I built MedKit because medical data is notoriously difficult to work with. If you want to correlate a drug's FDA label with its latest clinical trial phases and related research papers, you usually have to juggle three different APIs, handle idiosyncratic JSON schemas, and deal with inconsistent identifier types.
MedKit is a unified Python SDK that transforms these fragmented sources (OpenFDA, PubMed, and ClinicalTrials.gov) into a single, programmable platform.
Key Features:
Unified Client: One MedKit() client to rule them all. No more multiple API keys or manual correlation.
Clinical Synthesis (med.conclude()): Aggregates data to give a "snapshot" verdict on a drug or condition, including an evidence strength score (0.0–1.0).
Interaction Engine: catch drug-drug contraindications using cross-label mentions (brand vs generic).
Medical Relationship Graph: Visualize connections between drugs, trials, and research papers as a knowledge graph.
Intelligence Layer: Natural language routing (med.ask()) to query data in plain English.
Why Use It? Most healthcare developers spend 80% of their time just cleaning and joining data. MedKit handles the plumbing (caching, schema normalization, relationship mapping) so you can focus on the analysis or the application logic.
Tech Stack: Python (Sync/Async), Disk/Memory caching, and a provider-based architecture for easy extensibility.
I'd love to get your thoughts on the med.conclude() synthesis logic, other features and what other providers (e.g., pharmacogenomics) you'd find useful.

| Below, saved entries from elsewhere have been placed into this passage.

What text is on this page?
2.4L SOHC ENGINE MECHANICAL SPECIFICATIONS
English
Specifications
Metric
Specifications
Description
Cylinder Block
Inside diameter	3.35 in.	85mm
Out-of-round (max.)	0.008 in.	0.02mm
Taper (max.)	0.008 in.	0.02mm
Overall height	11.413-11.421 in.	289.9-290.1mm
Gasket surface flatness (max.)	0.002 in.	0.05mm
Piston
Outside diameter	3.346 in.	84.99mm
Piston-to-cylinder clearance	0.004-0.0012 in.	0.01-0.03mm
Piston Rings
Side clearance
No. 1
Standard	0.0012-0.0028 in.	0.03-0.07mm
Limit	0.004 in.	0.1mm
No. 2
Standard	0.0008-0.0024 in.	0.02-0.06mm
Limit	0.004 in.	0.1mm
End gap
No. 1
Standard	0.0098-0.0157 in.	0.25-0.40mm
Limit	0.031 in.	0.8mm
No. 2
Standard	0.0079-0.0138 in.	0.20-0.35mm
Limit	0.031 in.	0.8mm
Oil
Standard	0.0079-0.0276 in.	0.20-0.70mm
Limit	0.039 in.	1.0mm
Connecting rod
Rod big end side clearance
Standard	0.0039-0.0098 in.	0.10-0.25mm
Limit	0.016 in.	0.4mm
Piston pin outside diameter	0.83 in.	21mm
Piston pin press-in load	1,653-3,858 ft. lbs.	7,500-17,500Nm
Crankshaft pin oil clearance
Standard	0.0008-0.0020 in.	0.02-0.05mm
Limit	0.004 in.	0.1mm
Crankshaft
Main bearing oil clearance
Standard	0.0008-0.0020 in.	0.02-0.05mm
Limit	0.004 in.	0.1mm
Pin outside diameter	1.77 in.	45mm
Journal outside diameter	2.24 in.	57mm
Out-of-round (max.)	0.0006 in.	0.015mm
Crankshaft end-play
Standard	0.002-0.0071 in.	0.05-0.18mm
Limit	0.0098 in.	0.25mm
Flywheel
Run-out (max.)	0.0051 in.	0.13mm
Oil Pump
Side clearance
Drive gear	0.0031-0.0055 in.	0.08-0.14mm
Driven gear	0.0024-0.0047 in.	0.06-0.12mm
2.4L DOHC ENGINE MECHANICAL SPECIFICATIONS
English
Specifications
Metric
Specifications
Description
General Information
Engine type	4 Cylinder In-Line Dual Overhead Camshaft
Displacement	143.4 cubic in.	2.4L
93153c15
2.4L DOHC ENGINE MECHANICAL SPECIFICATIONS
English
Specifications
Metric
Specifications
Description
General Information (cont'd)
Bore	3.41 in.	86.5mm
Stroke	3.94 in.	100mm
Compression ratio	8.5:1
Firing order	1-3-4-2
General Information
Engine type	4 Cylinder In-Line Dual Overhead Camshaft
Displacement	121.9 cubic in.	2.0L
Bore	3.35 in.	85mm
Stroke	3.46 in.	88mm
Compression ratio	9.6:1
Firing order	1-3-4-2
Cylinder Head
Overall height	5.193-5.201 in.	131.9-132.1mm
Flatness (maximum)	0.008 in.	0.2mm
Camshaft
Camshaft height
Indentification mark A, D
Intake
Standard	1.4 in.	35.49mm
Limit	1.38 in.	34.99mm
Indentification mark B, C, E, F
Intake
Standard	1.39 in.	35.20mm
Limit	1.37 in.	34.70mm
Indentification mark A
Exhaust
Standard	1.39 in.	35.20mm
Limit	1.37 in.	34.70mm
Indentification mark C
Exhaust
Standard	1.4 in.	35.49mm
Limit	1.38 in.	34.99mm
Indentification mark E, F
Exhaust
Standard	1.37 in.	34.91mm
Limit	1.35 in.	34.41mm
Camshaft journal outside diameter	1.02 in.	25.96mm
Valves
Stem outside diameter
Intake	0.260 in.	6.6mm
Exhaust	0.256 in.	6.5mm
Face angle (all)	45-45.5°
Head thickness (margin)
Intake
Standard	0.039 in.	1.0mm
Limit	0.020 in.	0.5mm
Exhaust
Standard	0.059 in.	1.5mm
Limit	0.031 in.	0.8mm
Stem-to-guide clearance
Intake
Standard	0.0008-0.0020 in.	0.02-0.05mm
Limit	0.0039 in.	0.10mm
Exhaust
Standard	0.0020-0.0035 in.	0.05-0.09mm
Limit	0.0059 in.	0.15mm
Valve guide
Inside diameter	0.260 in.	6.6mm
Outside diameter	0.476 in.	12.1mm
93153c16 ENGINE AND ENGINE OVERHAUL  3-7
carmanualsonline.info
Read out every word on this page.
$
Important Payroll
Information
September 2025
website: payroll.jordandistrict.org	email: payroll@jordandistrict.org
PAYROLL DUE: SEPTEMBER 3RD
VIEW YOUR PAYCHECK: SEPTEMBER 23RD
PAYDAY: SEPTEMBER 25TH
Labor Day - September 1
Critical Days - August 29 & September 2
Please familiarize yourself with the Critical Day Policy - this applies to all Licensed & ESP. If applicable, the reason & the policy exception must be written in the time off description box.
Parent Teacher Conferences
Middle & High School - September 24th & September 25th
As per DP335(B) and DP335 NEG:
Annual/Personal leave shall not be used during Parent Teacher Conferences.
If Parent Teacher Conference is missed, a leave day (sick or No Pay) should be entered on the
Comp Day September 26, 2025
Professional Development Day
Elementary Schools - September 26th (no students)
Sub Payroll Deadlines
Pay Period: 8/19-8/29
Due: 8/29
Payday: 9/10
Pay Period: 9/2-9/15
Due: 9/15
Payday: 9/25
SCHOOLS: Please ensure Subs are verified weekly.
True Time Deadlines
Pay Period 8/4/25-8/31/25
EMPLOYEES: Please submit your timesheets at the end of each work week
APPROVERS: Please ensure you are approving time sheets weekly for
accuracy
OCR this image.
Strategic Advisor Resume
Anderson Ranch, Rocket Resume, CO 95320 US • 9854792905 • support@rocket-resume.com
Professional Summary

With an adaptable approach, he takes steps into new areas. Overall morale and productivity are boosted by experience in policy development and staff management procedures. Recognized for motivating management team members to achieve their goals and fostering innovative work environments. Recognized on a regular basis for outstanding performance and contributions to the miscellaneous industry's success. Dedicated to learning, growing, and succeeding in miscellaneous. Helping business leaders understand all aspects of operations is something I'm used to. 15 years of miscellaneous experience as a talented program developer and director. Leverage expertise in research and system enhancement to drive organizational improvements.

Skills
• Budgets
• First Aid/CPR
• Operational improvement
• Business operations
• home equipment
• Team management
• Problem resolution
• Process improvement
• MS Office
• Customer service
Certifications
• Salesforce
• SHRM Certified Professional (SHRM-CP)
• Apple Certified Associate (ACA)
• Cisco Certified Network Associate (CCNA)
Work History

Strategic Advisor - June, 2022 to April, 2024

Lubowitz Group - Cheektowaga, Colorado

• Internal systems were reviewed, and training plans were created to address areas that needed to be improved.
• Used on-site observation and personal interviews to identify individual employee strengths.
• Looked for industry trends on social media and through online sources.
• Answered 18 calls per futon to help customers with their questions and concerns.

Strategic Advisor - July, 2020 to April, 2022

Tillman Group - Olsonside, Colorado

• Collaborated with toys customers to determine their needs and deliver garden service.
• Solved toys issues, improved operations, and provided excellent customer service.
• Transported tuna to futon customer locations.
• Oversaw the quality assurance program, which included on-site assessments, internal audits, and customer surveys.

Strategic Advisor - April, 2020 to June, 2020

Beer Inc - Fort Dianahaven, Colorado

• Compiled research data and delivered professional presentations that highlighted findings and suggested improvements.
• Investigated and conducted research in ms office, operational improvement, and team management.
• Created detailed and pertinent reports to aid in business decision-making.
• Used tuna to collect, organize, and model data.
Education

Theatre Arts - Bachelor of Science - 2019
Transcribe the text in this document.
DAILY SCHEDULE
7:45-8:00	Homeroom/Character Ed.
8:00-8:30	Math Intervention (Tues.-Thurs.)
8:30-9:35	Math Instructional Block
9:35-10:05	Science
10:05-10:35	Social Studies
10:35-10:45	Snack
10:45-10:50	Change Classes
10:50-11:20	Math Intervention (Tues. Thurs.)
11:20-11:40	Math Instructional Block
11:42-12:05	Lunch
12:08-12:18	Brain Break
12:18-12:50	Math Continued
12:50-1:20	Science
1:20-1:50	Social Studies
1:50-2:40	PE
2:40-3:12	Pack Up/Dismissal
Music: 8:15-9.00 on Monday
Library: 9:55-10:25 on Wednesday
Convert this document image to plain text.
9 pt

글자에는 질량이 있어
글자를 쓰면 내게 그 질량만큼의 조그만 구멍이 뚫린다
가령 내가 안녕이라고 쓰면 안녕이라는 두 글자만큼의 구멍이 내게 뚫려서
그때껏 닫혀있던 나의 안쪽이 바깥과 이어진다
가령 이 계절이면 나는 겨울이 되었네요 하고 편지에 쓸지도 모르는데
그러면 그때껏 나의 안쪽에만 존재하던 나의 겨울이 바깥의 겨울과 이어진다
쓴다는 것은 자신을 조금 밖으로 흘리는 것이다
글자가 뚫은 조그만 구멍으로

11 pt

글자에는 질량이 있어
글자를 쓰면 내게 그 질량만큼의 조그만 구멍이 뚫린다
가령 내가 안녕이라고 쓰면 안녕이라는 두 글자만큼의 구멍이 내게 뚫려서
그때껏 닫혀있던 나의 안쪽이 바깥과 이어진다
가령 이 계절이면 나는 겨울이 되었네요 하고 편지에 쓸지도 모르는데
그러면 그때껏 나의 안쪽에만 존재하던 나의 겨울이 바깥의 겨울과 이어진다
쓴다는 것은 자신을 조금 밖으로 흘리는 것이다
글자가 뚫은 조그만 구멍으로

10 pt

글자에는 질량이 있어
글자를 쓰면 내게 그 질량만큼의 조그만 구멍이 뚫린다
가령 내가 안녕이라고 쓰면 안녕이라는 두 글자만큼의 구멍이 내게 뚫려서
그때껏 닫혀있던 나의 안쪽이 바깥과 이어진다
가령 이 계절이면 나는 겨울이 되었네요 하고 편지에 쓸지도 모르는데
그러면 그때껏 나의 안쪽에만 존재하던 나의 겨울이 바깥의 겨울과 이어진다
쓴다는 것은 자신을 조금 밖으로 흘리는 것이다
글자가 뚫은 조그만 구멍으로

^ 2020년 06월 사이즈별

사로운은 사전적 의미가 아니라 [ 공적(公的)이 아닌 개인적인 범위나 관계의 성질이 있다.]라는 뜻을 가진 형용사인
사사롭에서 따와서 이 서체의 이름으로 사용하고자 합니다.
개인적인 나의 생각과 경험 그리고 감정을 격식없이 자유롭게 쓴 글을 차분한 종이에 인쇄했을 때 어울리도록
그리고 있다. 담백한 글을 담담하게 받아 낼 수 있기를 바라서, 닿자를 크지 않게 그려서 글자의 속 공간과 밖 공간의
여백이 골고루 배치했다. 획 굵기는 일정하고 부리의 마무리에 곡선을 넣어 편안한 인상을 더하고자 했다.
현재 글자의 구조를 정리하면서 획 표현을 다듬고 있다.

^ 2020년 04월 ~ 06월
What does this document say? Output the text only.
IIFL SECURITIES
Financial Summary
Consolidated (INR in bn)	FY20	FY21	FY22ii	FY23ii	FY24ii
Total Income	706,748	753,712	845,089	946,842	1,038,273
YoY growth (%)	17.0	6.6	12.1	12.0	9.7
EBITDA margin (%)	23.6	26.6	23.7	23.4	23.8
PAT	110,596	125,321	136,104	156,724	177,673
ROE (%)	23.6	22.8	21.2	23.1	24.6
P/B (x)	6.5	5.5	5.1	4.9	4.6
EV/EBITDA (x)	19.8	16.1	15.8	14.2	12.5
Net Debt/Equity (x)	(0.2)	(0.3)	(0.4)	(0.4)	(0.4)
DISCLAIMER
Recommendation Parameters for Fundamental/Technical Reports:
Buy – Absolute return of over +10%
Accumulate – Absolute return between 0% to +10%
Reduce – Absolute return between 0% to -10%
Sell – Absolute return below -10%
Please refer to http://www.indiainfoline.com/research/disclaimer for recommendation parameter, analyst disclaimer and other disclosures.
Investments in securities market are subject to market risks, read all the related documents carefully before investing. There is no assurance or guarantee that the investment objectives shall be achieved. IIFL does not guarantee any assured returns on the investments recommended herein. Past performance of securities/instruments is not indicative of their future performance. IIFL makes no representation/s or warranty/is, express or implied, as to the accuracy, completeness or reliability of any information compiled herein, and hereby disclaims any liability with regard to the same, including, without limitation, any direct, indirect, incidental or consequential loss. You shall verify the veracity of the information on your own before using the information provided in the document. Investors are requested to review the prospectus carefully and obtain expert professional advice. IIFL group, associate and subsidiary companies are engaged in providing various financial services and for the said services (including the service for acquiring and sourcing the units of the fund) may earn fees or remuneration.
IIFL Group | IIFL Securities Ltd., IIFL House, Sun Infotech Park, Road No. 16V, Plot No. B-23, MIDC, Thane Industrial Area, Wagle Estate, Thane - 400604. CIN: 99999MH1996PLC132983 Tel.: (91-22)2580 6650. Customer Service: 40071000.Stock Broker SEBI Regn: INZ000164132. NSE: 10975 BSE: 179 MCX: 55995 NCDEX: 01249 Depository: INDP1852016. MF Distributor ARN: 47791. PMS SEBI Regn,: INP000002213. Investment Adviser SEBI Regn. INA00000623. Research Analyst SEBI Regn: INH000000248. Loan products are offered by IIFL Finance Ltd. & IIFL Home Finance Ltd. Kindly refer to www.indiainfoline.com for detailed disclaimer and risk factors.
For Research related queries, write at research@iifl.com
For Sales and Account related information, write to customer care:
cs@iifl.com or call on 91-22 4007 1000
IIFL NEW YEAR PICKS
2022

More informative description on my github repo.
Repo: https://github.com/interestng/medkit PyPI: pip install medkit-sdk
I really appreciate any support towards this post, and stars/follows on my github repo!
Looking forward to your feedback!
Top comments (2)
The evidence strength score in med.conclude() is interesting — how are you weighting conflicting results across sources? Clinical trial phase vs. published paper often disagree on efficacy.
Hey! The current implementation doesn't actually resolve conflicts, it uses a purely additive scoring model where Phase III trials (0.4), FDA approval (0.3), and papers (0.1 each, capped at 0.5) are simply summed together. The code is completely open source of course, so if you would like to do a deeper analysis, feel totally free to do so! Do you reckon I should try to implement a contradiction detection and potentially penalize disagreement rather than reward all evidence equally? I was planning to do this in one of the later phases of this project, as I assumed it to be a little less important than some other things.